I applied WCAG 2.1 AA rules throughout the product, with particular attention to forms and input fields. This helped to accommodate out-of-state investors with different accessibility requirements and needs.

Responsive Design

I shaped the experience for out-of-state investors researching on the go, to accommodate research and inquiry behaviours. As most investors are time-poor, and need quick access to information.

Technical Constraints

A screenshot of the original HomeDNB homepage

1. A service offering that's difficult to explain.

I worked closely with leadership to re-establish the value proposition, into something that was clear, compelling and easy-to-understand.

Once established, I led the rollout of the value proposition with the rest of the team. Helping them get clarity over their role and responsibilities throughout the entire process.

2. Poor lead quality was affecting sales.

My solution to this problem was an intuitive filtering system that captured (1) investor intent, (2) budget parameters and (3) project timeline requirements.

This system provided the sales team with more qualified leads with higher project values and intent.

3. Investors can't physically evaluate quality.

We integrated social proof, process transparency and clear communication throughout the user experience.

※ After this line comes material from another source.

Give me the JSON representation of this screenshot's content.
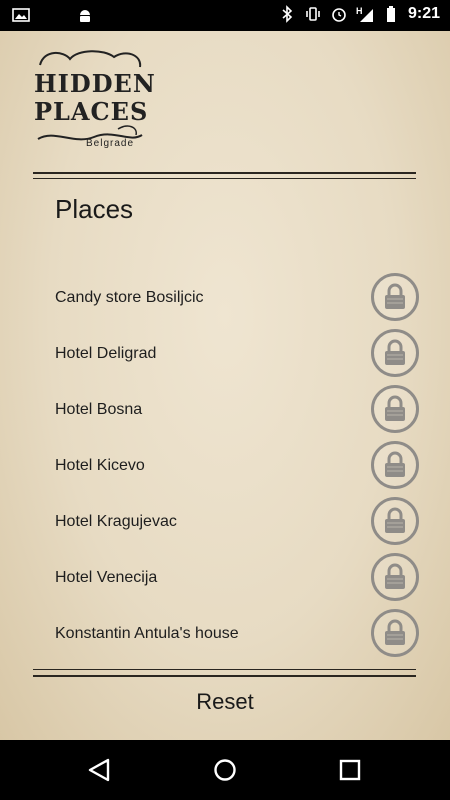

Rather than shying away from complexity, I made our systematic approach transparent from end-to-end. Helping our users fully understand how we would manage their projects.

Impact

User Metrics

  • Significant improvements in lead quality
  • Higher form completion rates on project enquiry forms
  • Substantial reduction in page bounce rates as a result of UX optimisation

Company Metrics

  • 367% increase in qualified project leads
  • $1.6M added to the sales pipeline
  • x5 - x15 higher average project value, through better qualification and systematic filtering

Business Value

Short-Term

Scalable frameworks that improved operational efficiency. Competitive differentiation by re-establishing the value proposition. Systems that facilitate the rapid building and testing of new screens/pages.

Long-Term

Product architecture that supports multi-market expansion, with minimal modification to core systems. Design system that enables the development of new features. Customer data insights that can be used to improve and expand the product further.

Key Learnings

Single-Platform Coordination

Customers strongly valued single-platform coordination over a fragmented (and often analog) solution.

This approach helped the business justify the service fees. It also improved investor retention and subsequently LTV—as investors can trust a single-platform for any future property renovations.

Utilising Transparency

Real-time project visibility became something that we wanted to explore.

We knew this would be valuable in a market where most services operate with minimal client communication; transparency could utilised as a sustainable competitive advantage.

Quality > Quantity

Filtering prospects improved the business' economics. Not just in terms of making money, but saving money on chasing unqualified/unsuitable leads.

Better qualification led to a reduction in resource waste and sales cycle length. Proving that UX design could directly impact the business and its unit economics.

The Future

HomeDNB have since expanded to serve clients both domestically and internationally.

The company completed a successful renovation between Sweden and Brooklyn—a distance of over 4,200 miles. Saving the investor $65,000, and adding value to their initial $350,000.

Proving that you can renovate your home from almost anywhere.